A Câmara dos Deputados aprovou na noite de terça-feira (19) a chamada minirreforma eleitoral (PL 4822/2025) em votação simbólica e sem registro individual no painel. A manobra, criticada por organizações da sociedade civil, encurta o debate público sobre medidas que mexem diretamente com prestação de contas, fiscalização e financiamento partidário. O projeto segue agora para análise do Senado, onde será definido se as mudanças virarão lei.

No centro da controvérsia estão dispositivos que limitam a aplicação de multas e impedem a penhora de recursos do Fundo Partidário e do Fundo Eleitoral. Em termos práticos, a proposta tende a reduzir o poder dos mecanismos punitivos da Justiça Eleitoral e a preservar recursos públicos das decisões judiciais, convertendo eventuais irregularidades em entraves à execução de sanções. Para entidades como o Movimento de Combate à Corrupção Eleitoral, isso representa um retrocesso à transparência e ao controle sobre o uso de dinheiro público.
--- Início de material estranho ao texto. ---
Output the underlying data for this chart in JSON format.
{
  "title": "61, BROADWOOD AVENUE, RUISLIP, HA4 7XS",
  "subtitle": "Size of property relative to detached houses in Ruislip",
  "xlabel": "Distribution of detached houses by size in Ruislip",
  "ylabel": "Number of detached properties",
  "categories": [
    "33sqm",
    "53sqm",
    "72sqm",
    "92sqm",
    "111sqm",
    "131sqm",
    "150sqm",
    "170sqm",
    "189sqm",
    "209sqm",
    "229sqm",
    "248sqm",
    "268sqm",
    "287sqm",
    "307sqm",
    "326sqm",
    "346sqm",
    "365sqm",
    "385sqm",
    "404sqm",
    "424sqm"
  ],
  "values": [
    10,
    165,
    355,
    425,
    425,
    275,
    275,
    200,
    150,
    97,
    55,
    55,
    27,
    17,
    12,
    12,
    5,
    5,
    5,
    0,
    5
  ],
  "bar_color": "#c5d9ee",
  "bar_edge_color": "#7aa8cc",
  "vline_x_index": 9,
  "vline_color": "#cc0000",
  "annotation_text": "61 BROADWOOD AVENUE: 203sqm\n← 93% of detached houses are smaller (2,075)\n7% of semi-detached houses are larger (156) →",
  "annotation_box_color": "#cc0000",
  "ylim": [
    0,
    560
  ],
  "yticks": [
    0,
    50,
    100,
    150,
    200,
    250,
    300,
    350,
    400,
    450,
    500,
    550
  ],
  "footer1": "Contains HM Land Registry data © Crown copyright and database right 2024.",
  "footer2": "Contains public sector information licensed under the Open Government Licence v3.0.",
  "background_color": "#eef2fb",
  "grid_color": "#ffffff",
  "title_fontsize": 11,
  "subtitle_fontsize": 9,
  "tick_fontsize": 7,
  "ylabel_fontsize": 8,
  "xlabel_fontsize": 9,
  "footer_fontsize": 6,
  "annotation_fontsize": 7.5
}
A minirreforma também altera prazos e responsabilidades na fiscalização: o prazo para julgamento das contas passa de cinco para três anos, e cada diretório partidário passa a responder apenas por suas próprias irregularidades. Especialistas e críticos alertam que a combinação desses ajustes pode fragmentar processos, aumentar a chance de arquivamentos por prescrição e dificultar ações integradas da Justiça Eleitoral em casos que envolvam coordenação nacional ou uso sistêmico de recursos.

No campo da propaganda, o texto autoriza o envio de mensagens automatizadas a eleitores previamente cadastrados, dispensando a classificação dessa prática como irregular quando dirigida ao público inscrito. Para críticos, a medida amplia o uso de ferramentas digitais com menor controle sobre a disseminação em massa de conteúdo político, em um cenário em que a auditoria e a responsabilização sobre campanhas digitais já são tecnicamente desafiadoras.

Além dos efeitos técnicos, o rito da votação tem impacto político: aprovar mudanças sensíveis em sessão simbólica e sem identificação individual dos votos amplia questionamentos sobre transparência parlamentar e reduz a visibilidade das posições dos deputados. A tramitação no Senado será, portanto, uma prova de fogo: tanto pela pressão de grupos fiscalizadores quanto pelas implicações práticas para fiscalização partidária e confiança pública. O projeto, se sancionado, deve acender alerta sobre governança partidária e forçar reação de órgãos de controle e da sociedade civil.